Steele turned his eye to Harris, who held up an evidence bag with a sports drink bottle in it.”
“Right where you said it would be,” said Harris. “Under the home team bleachers.”
“That could be anyone’s,” said Sean.
“Except it has two sets of fingerprints on it,” said Steele. “Jake Turner’s, which we had on file, and another set we matched to an arrest record in Georgia.”
I smiled a big wide grin. “That would be you, Sean.”
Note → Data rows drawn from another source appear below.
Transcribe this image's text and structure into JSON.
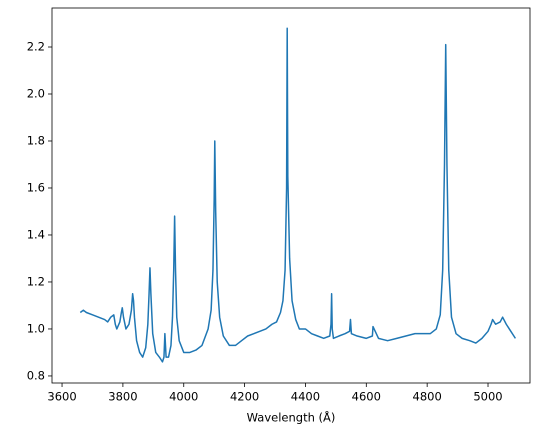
{
  "chart_data": {
    "type": "line",
    "xlabel": "Wavelength (Å)",
    "color": "#1f77b4",
    "x": [
      3660,
      3670,
      3680,
      3700,
      3720,
      3740,
      3750,
      3760,
      3770,
      3775,
      3780,
      3790,
      3795,
      3798,
      3802,
      3810,
      3820,
      3828,
      3832,
      3835,
      3838,
      3845,
      3855,
      3865,
      3875,
      3882,
      3886,
      3889,
      3892,
      3898,
      3908,
      3920,
      3930,
      3935,
      3938,
      3942,
      3950,
      3958,
      3963,
      3967,
      3970,
      3973,
      3977,
      3985,
      4000,
      4020,
      4040,
      4060,
      4080,
      4090,
      4096,
      4100,
      4102,
      4105,
      4110,
      4118,
      4130,
      4150,
      4170,
      4190,
      4210,
      4230,
      4250,
      4270,
      4290,
      4305,
      4318,
      4326,
      4333,
      4338,
      4340,
      4342,
      4348,
      4356,
      4368,
      4380,
      4400,
      4420,
      4440,
      4460,
      4480,
      4484,
      4486,
      4488,
      4492,
      4510,
      4530,
      4545,
      4548,
      4551,
      4570,
      4600,
      4620,
      4622,
      4640,
      4670,
      4700,
      4730,
      4760,
      4790,
      4810,
      4830,
      4843,
      4851,
      4857,
      4861,
      4865,
      4871,
      4880,
      4895,
      4915,
      4940,
      4960,
      4980,
      5000,
      5010,
      5015,
      5025,
      5040,
      5048,
      5060,
      5075,
      5085,
      5090
    ],
    "values": [
      1.07,
      1.08,
      1.07,
      1.06,
      1.05,
      1.04,
      1.03,
      1.05,
      1.06,
      1.02,
      1.0,
      1.03,
      1.07,
      1.09,
      1.05,
      1.0,
      1.02,
      1.08,
      1.15,
      1.12,
      1.05,
      0.95,
      0.9,
      0.88,
      0.92,
      1.02,
      1.15,
      1.26,
      1.15,
      0.98,
      0.9,
      0.88,
      0.86,
      0.88,
      0.98,
      0.88,
      0.88,
      0.93,
      1.05,
      1.25,
      1.48,
      1.25,
      1.05,
      0.95,
      0.9,
      0.9,
      0.91,
      0.93,
      1.0,
      1.08,
      1.25,
      1.55,
      1.8,
      1.5,
      1.2,
      1.05,
      0.97,
      0.93,
      0.93,
      0.95,
      0.97,
      0.98,
      0.99,
      1.0,
      1.02,
      1.03,
      1.07,
      1.12,
      1.25,
      1.6,
      2.28,
      1.65,
      1.3,
      1.12,
      1.04,
      1.0,
      1.0,
      0.98,
      0.97,
      0.96,
      0.97,
      1.02,
      1.15,
      1.0,
      0.96,
      0.97,
      0.98,
      0.99,
      1.04,
      0.98,
      0.97,
      0.96,
      0.97,
      1.01,
      0.96,
      0.95,
      0.96,
      0.97,
      0.98,
      0.98,
      0.98,
      1.0,
      1.06,
      1.25,
      1.7,
      2.21,
      1.7,
      1.25,
      1.05,
      0.98,
      0.96,
      0.95,
      0.94,
      0.96,
      0.99,
      1.02,
      1.04,
      1.02,
      1.03,
      1.05,
      1.02,
      0.99,
      0.97,
      0.96
    ],
    "xlim": [
      3567,
      5138
    ],
    "ylim": [
      0.77,
      2.366
    ],
    "xticks": [
      3600,
      3800,
      4000,
      4200,
      4400,
      4600,
      4800,
      5000
    ],
    "yticks": [
      0.8,
      {
        "value": 1.0,
        "label": "1.0"
      },
      1.2,
      1.4,
      1.6,
      1.8,
      {
        "value": 2.0,
        "label": "2.0"
      },
      2.2
    ]
  }
}
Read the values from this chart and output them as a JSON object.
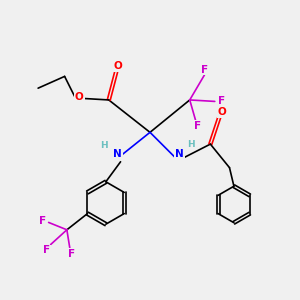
{
  "bg_color": "#f0f0f0",
  "atom_colors": {
    "C": "#000000",
    "H": "#6abfbf",
    "N": "#0000ff",
    "O": "#ff0000",
    "F": "#cc00cc"
  },
  "figsize": [
    3.0,
    3.0
  ],
  "dpi": 100
}
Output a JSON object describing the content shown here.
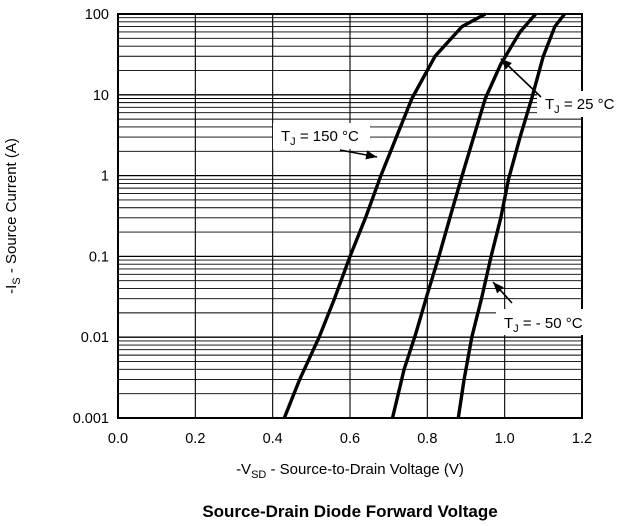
{
  "chart_data": {
    "type": "line",
    "title": "Source-Drain Diode Forward Voltage",
    "xlabel": {
      "prefix": "-V",
      "sub": "SD",
      "suffix": " - Source-to-Drain Voltage (V)"
    },
    "ylabel": {
      "prefix": "-I",
      "sub": "S",
      "suffix": " - Source Current (A)"
    },
    "xlim": [
      0.0,
      1.2
    ],
    "ylim": [
      0.001,
      100
    ],
    "yscale": "log",
    "grid": true,
    "x_ticks": [
      "0.0",
      "0.2",
      "0.4",
      "0.6",
      "0.8",
      "1.0",
      "1.2"
    ],
    "y_ticks": [
      "0.001",
      "0.01",
      "0.1",
      "1",
      "10",
      "100"
    ],
    "series": [
      {
        "name": "T_J = 150 °C",
        "x": [
          0.43,
          0.47,
          0.52,
          0.56,
          0.6,
          0.64,
          0.68,
          0.72,
          0.76,
          0.82,
          0.89,
          0.95
        ],
        "y": [
          0.001,
          0.003,
          0.01,
          0.03,
          0.1,
          0.3,
          1,
          3,
          9,
          30,
          70,
          100
        ]
      },
      {
        "name": "T_J = 25 °C",
        "x": [
          0.71,
          0.74,
          0.77,
          0.8,
          0.83,
          0.86,
          0.89,
          0.92,
          0.95,
          0.99,
          1.04,
          1.08
        ],
        "y": [
          0.001,
          0.004,
          0.011,
          0.034,
          0.1,
          0.32,
          1,
          3,
          9,
          24,
          60,
          100
        ]
      },
      {
        "name": "T_J = - 50 °C",
        "x": [
          0.88,
          0.895,
          0.915,
          0.94,
          0.965,
          0.99,
          1.01,
          1.04,
          1.07,
          1.1,
          1.13,
          1.155
        ],
        "y": [
          0.001,
          0.003,
          0.01,
          0.03,
          0.1,
          0.3,
          0.9,
          3,
          9,
          30,
          70,
          100
        ]
      }
    ],
    "annotations": [
      {
        "label": {
          "prefix": "T",
          "sub": "J",
          "suffix": " = 150 °C"
        },
        "target": [
          0.67,
          1.7
        ]
      },
      {
        "label": {
          "prefix": "T",
          "sub": "J",
          "suffix": " = 25 °C"
        },
        "target": [
          0.99,
          28
        ]
      },
      {
        "label": {
          "prefix": "T",
          "sub": "J",
          "suffix": " = - 50 °C"
        },
        "target": [
          0.97,
          0.048
        ]
      }
    ]
  }
}
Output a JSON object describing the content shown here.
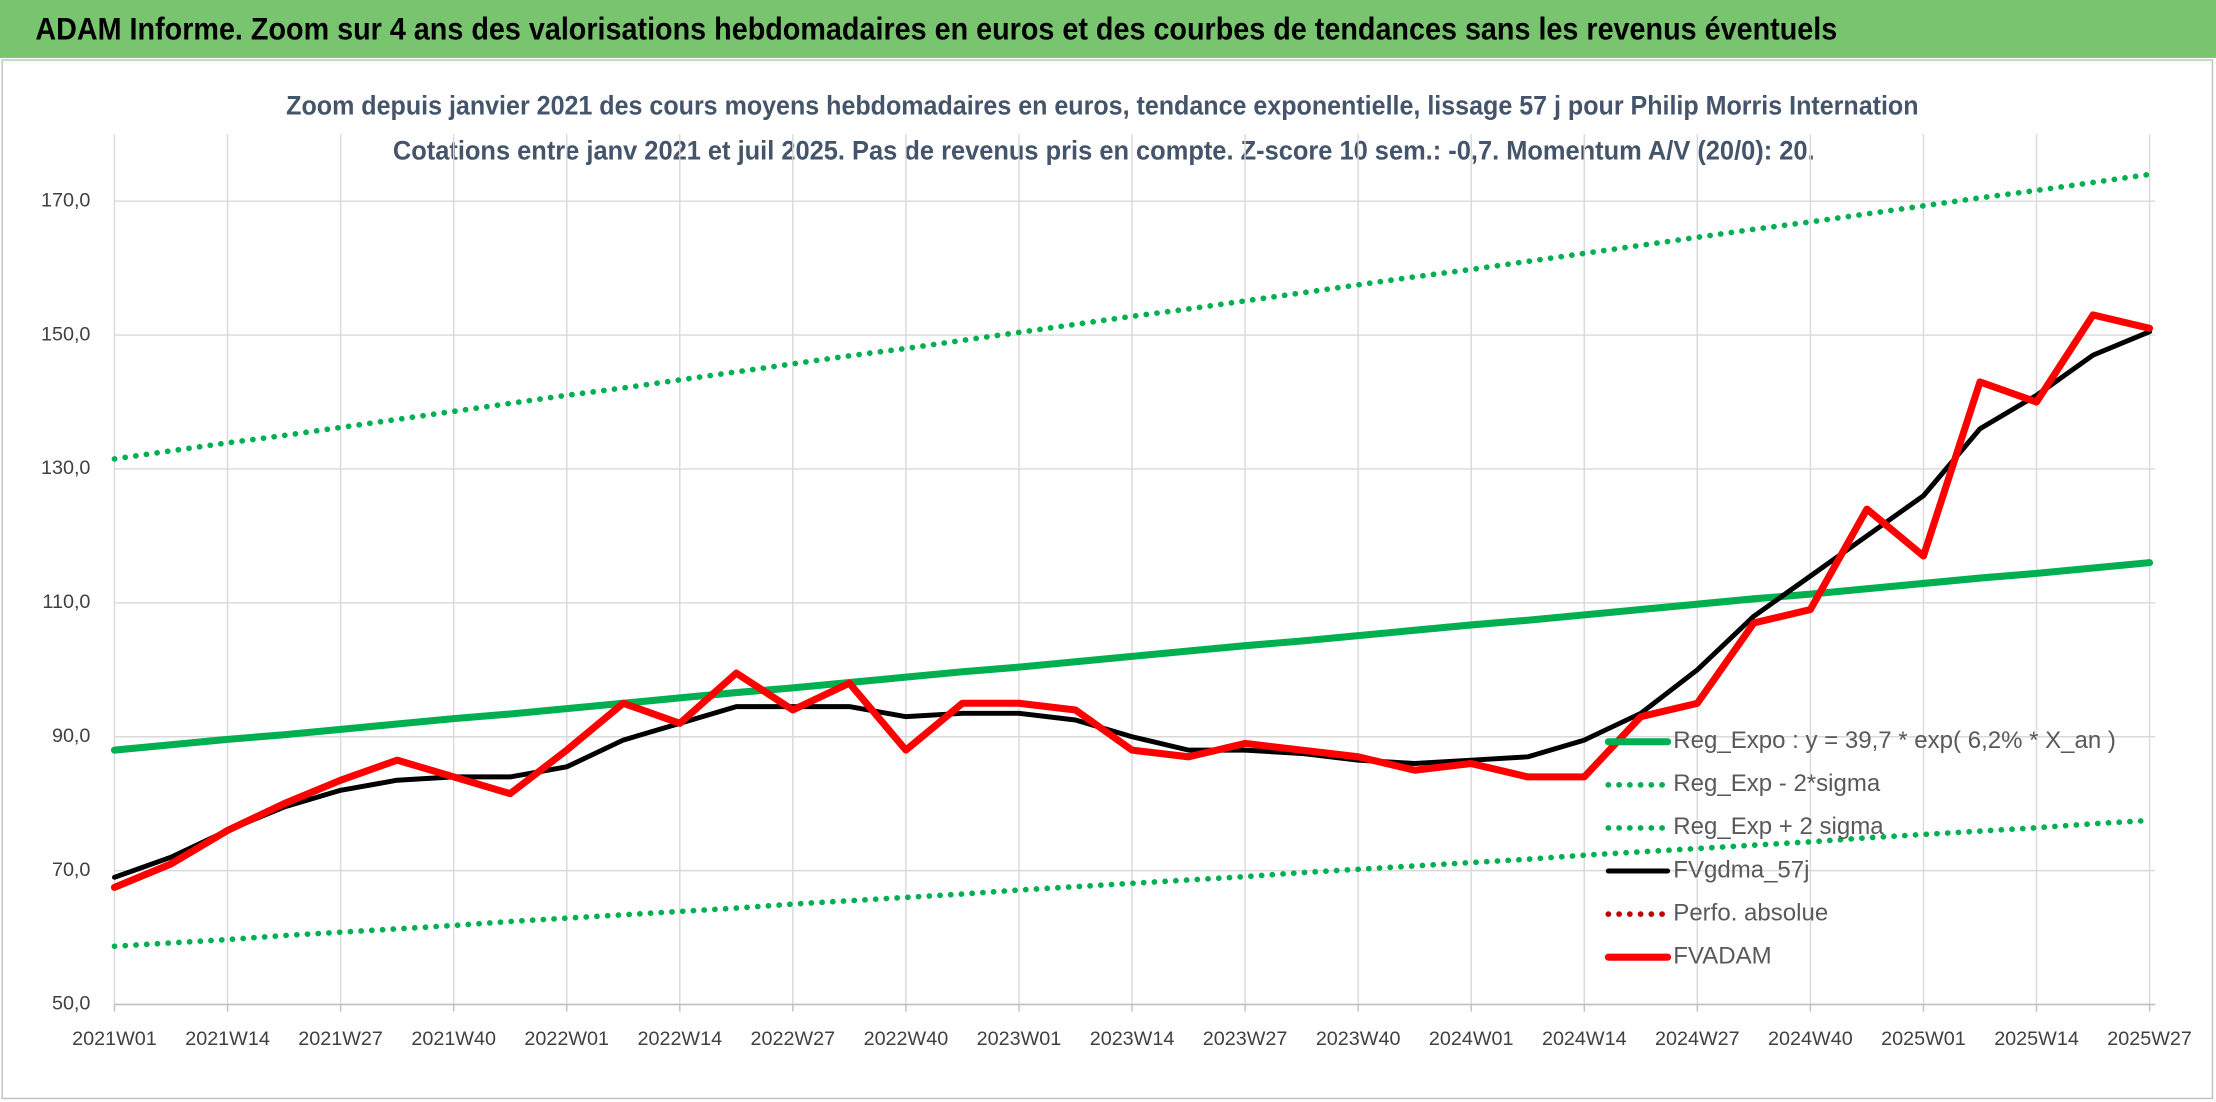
{
  "header": {
    "title": "ADAM Informe. Zoom sur 4 ans des valorisations hebdomadaires en euros et des courbes de tendances sans les revenus éventuels"
  },
  "chart_data": {
    "type": "line",
    "title": "Zoom depuis janvier 2021 des cours moyens hebdomadaires en euros, tendance exponentielle, lissage 57 j pour Philip Morris Internation",
    "subtitle": "Cotations entre janv 2021 et juil 2025. Pas de revenus pris en compte. Z-score 10 sem.: -0,7. Momentum A/V (20/0): 20.",
    "categories": [
      "2021W01",
      null,
      "2021W14",
      null,
      "2021W27",
      null,
      "2021W40",
      null,
      "2022W01",
      null,
      "2022W14",
      null,
      "2022W27",
      null,
      "2022W40",
      null,
      "2023W01",
      null,
      "2023W14",
      null,
      "2023W27",
      null,
      "2023W40",
      null,
      "2024W01",
      null,
      "2024W14",
      null,
      "2024W27",
      null,
      "2024W40",
      null,
      "2025W01",
      null,
      "2025W14",
      null,
      "2025W27"
    ],
    "ylim": [
      50,
      180
    ],
    "yticks": [
      {
        "value": 50,
        "label": "50,0"
      },
      {
        "value": 70,
        "label": "70,0"
      },
      {
        "value": 90,
        "label": "90,0"
      },
      {
        "value": 110,
        "label": "110,0"
      },
      {
        "value": 130,
        "label": "130,0"
      },
      {
        "value": 150,
        "label": "150,0"
      },
      {
        "value": 170,
        "label": "170,0"
      }
    ],
    "grid": true,
    "legend": "lower right",
    "series": [
      {
        "name": "Reg_Expo : y = 39,7 * exp( 6,2% *  X_an )",
        "color": "#00b050",
        "style": "solid",
        "values": [
          88,
          88.8,
          89.6,
          90.3,
          91.1,
          91.9,
          92.7,
          93.4,
          94.2,
          95.0,
          95.8,
          96.6,
          97.3,
          98.1,
          98.9,
          99.7,
          100.4,
          101.2,
          102.0,
          102.8,
          103.6,
          104.3,
          105.1,
          105.9,
          106.7,
          107.4,
          108.2,
          109.0,
          109.8,
          110.6,
          111.3,
          112.1,
          112.9,
          113.7,
          114.4,
          115.2,
          116.0
        ]
      },
      {
        "name": "Reg_Exp - 2*sigma",
        "color": "#00b050",
        "style": "dotted",
        "values": [
          58.7,
          59.2,
          59.7,
          60.3,
          60.8,
          61.3,
          61.8,
          62.4,
          62.9,
          63.4,
          63.9,
          64.4,
          65.0,
          65.5,
          66.0,
          66.5,
          67.1,
          67.6,
          68.1,
          68.6,
          69.1,
          69.7,
          70.2,
          70.7,
          71.2,
          71.7,
          72.3,
          72.8,
          73.3,
          73.8,
          74.3,
          74.9,
          75.4,
          75.9,
          76.4,
          77.0,
          77.5
        ]
      },
      {
        "name": "Reg_Exp + 2 sigma",
        "color": "#00b050",
        "style": "dotted",
        "values": [
          131.5,
          132.7,
          133.9,
          135.0,
          136.2,
          137.4,
          138.6,
          139.8,
          141.0,
          142.1,
          143.3,
          144.5,
          145.7,
          146.9,
          148.0,
          149.2,
          150.4,
          151.6,
          152.8,
          153.9,
          155.1,
          156.3,
          157.5,
          158.7,
          159.8,
          161.0,
          162.2,
          163.4,
          164.6,
          165.8,
          166.9,
          168.1,
          169.3,
          170.5,
          171.6,
          172.8,
          174.0
        ]
      },
      {
        "name": "FVgdma_57j",
        "color": "#000000",
        "style": "solid",
        "values": [
          69,
          72,
          76,
          79.5,
          82,
          83.5,
          84,
          84,
          85.5,
          89.5,
          92,
          94.5,
          94.5,
          94.5,
          93,
          93.5,
          93.5,
          92.5,
          90,
          88,
          88,
          87.5,
          86.5,
          86,
          86.5,
          87,
          89.5,
          93.5,
          100,
          108,
          114,
          120,
          126,
          136,
          141,
          147,
          150.5
        ]
      },
      {
        "name": "Perfo. absolue",
        "color": "#c00000",
        "style": "dotted",
        "values": [
          null,
          null,
          null,
          null,
          null,
          null,
          null,
          null,
          null,
          null,
          null,
          null,
          null,
          null,
          null,
          null,
          null,
          null,
          null,
          null,
          null,
          null,
          null,
          null,
          null,
          null,
          null,
          null,
          null,
          null,
          null,
          null,
          null,
          null,
          null,
          null,
          null
        ]
      },
      {
        "name": "FVADAM",
        "color": "#ff0000",
        "style": "solid",
        "values": [
          67.5,
          71,
          76,
          80,
          83.5,
          86.5,
          84,
          81.5,
          88,
          95,
          92,
          99.5,
          94,
          98,
          88,
          95,
          95,
          94,
          88,
          87,
          89,
          88,
          87,
          85,
          86,
          84,
          84,
          93,
          95,
          107,
          109,
          124,
          117,
          143,
          140,
          153,
          151
        ]
      }
    ]
  }
}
“That’s not . . . that’s nothing.”
“No, it’s something, as I am sure the lab tests of the contents will show. After Jake drank the drink his friend Angel described him as being out of it. You didn’t realize she was there, did you? You followed Jake to the stadium entrance, but Angel’s habit was to climb up the fire escape at the back of the bleachers. And she was there. She said he was clumsy, that he knocked his drink bottle off the bleacher. She left, then he tried to do the same, but you met him on the walkway between the two stands.” I turned my gaze to Steele. “And this was the bit that felt off kilter from the get-go,” I said. “Underneath a bleacher was certainly a place you would find a kid doing drugs.” I looked back to Sean, “You had that bit right. But when I went under, the wooden home bleacher was way more likely. It was darker, creepier. The aluminum bleachers let in more light; it was practically a sunroom in comparison. It didn’t feel like a drug haven. Until I realized it wasn’t. Had Jake done this to himself he would have been under the home bleacher, but you needed to see what you were doing. So you chose the side with the best light.”
“I’ve never been near those bleachers, let alone under them.”
Steele nodded at Harris, who left the room, toward what I assumed was the garage.